The attributes of blockchain technology are ideally suited to large networks of disparate partners. A distributed ledger technology, blockchain establishes a shared, immutable record of all the transactions that take place within a network and then enables permissioned parties access to trusted data in real time.
By applying the technology to a variety of business processes, a new form of command and consent can be introduced into the flow of information, empowering multiple partners to collaborate and establishing a single shared view of a transaction without compromising details, privacy or confidentiality.
The hallmark of IBM’s blockchain business has been the ability to convene broad groups of network participants to embrace a collaborative platform approach to blockchain adoption. Clients are capitalising on the opportunity for greater trust and transparency using blockchain across a variety of industries, for example to better manage the reconciliation of international mobile phone roaming charges, securing digital identity for citizens, and complying with new European banking directives on customer communications.
With more than 500 blockchain projects globally, IBM is engaged across all industries, where European projects in particular are on the rise, where, according to IDC, “blockchain spending in Europe is now growing faster than anywhere else.”
“From large enterprises to start-ups, across multiple industries, businesses across Europe are selecting IBM Blockchain,” said Andrew Darley, IBM Blockchain Platform Leader, Europe. “Clients are attracted by the production-readiness of the IBM Blockchain Platform, allowing them to run highly secure networks in any environment of their choosing, on premise, via IBM Cloud, or an increasing number of other industry cloud providers.”

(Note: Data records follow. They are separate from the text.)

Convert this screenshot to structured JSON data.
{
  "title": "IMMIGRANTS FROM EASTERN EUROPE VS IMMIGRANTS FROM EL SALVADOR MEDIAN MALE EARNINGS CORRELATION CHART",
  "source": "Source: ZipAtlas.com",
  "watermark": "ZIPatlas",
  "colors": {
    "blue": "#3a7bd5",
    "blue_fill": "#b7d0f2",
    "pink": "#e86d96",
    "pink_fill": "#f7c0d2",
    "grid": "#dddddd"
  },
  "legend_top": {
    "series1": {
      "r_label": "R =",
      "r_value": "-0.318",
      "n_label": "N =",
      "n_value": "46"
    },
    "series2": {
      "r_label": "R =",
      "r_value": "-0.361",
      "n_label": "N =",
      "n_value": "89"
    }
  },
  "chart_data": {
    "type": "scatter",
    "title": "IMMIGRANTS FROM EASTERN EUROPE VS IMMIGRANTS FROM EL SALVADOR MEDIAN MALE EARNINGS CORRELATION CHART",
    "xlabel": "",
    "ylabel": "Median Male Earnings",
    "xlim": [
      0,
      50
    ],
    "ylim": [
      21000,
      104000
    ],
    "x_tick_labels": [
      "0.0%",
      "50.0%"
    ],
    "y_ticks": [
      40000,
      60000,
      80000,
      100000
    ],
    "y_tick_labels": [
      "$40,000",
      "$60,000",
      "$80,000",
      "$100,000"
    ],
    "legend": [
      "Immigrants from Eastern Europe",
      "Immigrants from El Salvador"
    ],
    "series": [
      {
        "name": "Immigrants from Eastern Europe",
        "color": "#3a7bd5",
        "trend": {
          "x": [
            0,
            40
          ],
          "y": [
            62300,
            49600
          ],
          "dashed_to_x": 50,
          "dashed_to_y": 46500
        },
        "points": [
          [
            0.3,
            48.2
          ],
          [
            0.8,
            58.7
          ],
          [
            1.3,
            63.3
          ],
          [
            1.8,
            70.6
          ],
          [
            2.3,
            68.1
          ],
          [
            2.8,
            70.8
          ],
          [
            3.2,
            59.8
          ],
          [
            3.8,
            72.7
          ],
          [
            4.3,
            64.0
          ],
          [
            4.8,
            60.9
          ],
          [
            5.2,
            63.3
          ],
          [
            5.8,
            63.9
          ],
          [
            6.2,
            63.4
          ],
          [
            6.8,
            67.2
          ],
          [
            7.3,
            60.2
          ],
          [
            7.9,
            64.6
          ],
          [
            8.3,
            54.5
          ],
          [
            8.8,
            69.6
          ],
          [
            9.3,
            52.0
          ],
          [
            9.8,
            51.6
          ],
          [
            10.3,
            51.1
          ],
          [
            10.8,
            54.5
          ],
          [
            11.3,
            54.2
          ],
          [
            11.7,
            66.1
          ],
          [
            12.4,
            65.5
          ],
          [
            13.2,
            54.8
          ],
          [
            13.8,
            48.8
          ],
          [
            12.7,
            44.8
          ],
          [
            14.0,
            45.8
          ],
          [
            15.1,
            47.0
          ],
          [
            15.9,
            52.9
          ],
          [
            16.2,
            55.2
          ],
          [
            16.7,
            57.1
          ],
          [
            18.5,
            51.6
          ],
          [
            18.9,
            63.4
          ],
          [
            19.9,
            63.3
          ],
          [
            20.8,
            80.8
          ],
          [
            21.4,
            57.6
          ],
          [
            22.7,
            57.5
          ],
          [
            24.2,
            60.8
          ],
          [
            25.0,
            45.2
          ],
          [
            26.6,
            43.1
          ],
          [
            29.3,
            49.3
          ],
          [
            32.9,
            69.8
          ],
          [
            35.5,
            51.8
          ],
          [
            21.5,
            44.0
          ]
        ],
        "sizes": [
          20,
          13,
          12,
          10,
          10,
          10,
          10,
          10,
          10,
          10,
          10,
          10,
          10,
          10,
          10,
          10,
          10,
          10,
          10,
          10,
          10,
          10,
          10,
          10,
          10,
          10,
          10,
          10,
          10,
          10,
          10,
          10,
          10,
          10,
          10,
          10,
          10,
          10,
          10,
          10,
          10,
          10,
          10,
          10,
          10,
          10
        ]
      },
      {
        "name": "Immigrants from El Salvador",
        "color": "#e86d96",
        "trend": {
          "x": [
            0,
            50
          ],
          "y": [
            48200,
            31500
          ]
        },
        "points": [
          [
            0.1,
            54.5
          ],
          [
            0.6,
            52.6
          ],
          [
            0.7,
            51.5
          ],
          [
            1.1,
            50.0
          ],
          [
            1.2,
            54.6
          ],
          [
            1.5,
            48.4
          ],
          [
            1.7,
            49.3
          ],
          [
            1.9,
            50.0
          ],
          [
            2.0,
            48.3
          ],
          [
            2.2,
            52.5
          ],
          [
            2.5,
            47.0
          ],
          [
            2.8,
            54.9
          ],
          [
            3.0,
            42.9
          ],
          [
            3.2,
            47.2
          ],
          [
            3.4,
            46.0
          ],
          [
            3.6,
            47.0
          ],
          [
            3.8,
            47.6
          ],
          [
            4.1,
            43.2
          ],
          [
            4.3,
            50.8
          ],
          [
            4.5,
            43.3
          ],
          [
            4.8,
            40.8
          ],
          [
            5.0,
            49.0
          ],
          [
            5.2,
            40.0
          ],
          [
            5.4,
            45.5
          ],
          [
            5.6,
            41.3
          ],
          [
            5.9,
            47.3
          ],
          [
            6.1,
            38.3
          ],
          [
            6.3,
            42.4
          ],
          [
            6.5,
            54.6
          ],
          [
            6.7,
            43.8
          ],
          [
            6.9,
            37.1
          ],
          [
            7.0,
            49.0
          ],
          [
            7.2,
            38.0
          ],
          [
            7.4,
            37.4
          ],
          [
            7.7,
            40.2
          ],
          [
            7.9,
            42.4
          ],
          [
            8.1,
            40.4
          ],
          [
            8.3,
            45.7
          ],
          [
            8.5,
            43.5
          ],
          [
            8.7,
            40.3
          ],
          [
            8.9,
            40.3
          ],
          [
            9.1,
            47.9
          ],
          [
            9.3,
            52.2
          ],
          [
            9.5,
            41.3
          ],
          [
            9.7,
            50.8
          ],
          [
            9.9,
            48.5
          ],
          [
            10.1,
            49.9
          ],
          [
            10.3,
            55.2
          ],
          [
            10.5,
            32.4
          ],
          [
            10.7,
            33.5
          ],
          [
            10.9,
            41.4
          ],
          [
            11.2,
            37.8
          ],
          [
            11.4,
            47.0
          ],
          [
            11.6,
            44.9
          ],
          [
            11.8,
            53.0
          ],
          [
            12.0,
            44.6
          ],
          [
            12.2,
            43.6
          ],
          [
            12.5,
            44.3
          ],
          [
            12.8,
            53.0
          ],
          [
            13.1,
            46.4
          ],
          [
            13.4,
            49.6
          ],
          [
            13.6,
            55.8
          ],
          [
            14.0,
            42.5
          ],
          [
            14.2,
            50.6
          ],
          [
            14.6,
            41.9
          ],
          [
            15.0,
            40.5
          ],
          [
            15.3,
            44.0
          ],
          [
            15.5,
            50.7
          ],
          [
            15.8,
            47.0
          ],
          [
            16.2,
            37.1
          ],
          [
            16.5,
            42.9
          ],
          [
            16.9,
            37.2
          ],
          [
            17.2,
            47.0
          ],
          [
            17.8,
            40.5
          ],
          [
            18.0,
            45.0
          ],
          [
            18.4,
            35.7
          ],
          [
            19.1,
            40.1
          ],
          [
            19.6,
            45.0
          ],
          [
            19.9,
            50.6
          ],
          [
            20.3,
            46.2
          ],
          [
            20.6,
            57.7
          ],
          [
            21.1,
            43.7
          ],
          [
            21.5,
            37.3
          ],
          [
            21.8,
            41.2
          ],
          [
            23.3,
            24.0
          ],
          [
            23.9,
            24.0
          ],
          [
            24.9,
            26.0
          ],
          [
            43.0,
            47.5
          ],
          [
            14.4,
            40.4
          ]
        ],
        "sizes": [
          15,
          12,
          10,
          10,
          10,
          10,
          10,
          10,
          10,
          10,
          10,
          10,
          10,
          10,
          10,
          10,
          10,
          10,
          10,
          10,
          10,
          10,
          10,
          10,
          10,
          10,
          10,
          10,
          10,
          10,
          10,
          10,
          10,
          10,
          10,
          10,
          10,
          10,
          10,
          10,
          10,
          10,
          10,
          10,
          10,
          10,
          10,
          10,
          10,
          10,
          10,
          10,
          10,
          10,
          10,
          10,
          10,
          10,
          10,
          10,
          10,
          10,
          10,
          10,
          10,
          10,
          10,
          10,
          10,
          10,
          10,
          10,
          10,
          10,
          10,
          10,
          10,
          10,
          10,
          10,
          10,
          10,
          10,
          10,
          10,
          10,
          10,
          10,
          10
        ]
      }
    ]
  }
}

For example, Telefónica and IBM are collaborating in the development of a proof of concept (PoC) based on IBM blockchain technology to help solve one of the major challenges of communications service providers, the management of international mobile phone call traffic. The project helps to resolve the veracity and traceability of information generated by different service providers when they route an international call.
Using a decentralized network that provides participating members secure access, fraudulent behaviors and discrepancies between the information recorded by each provider are significantly reduced.
The Central Bank of the Republic of Azerbaijan and IBM are developing a Digital Identification System based on Hyperledger Fabric, A Linux Foundation framework, to verify the reliability of the documents related to both individuals and legal entities for use with banks, credit providers and similar organizations. The new system will simplify and automate the “Know Your Customer” validation process, and will be used by both clients and credit organizations serving citizens of Azerbaijan.
Finnish retail cooperative S-Group is testing their Pike-perch radar solution, which is based on IBM Blockchain technology, as part of the retail group’s strategy to improve customer experience. Customers in Finland can trace a fillet of pike or perch freshwater fish back to its home waters using the QR Code on the package of “Kotimaista-kuhafile” fish, or by logging in to a tracking website.
PKO Bank Polski has implemented a blockchain-based “durable medium” platform built together with KIR (Krajowa Izba Rozliczeniowa S.A. – Polish automated clearing house) in partnership with IBM and Accenture, to help the bank achieve compliance with the European Union Payment Services Directive related to customer communication. Now the client documents and communications sent digitally to more than 5 million customers of the bank will be held in a highly secure blockchain-based repository.
The Central Securities Depository of Poland (Krajowy Depozyt Papierow Wartosciowych, KDPW) has implemented their eVoting solution, designed to encourage greater retail shareholder participation in company Annual General Meetings (AGM), and ensure transparency to regulators on the history of AGM agendas, and voting results. The network is in production.
Startup software developer Comgo.io, with support from IBM, is digitizing the entire donation and spend process for Non-Governmental Organizations (NGOs) using Hyperledger Fabric. NGO donors can see in real time what money has already been spent and the activities supported. For example, when charity workers in India purchase hygiene products for the street children they support, the payment is tracked on a mobile phone, and written to the blockchain, allowing approved network participants to see the transactions, and triggering the NGO responsible to verify that the children did actually receive the products.
The application enhances transparency to build a deeper connection between the donors and the charity, and helps donors to understand more about the work of the NGO. Comgo.io is implementing the application with 7 NGOs: Fundación Recover; Orden de Malta; Fundación Exit; Farmacéuticos sin Fronteras; KUBUKA; Itwillbe, and homelessentrepreneur.
Much of the momentum can be attributed to the ease of use of the IBM Blockchain Platform and the open nature of the Linux Foundation’s Hyperledger Fabric blockchain framework, underscored by IBM’s deep blockchain and industry expertise.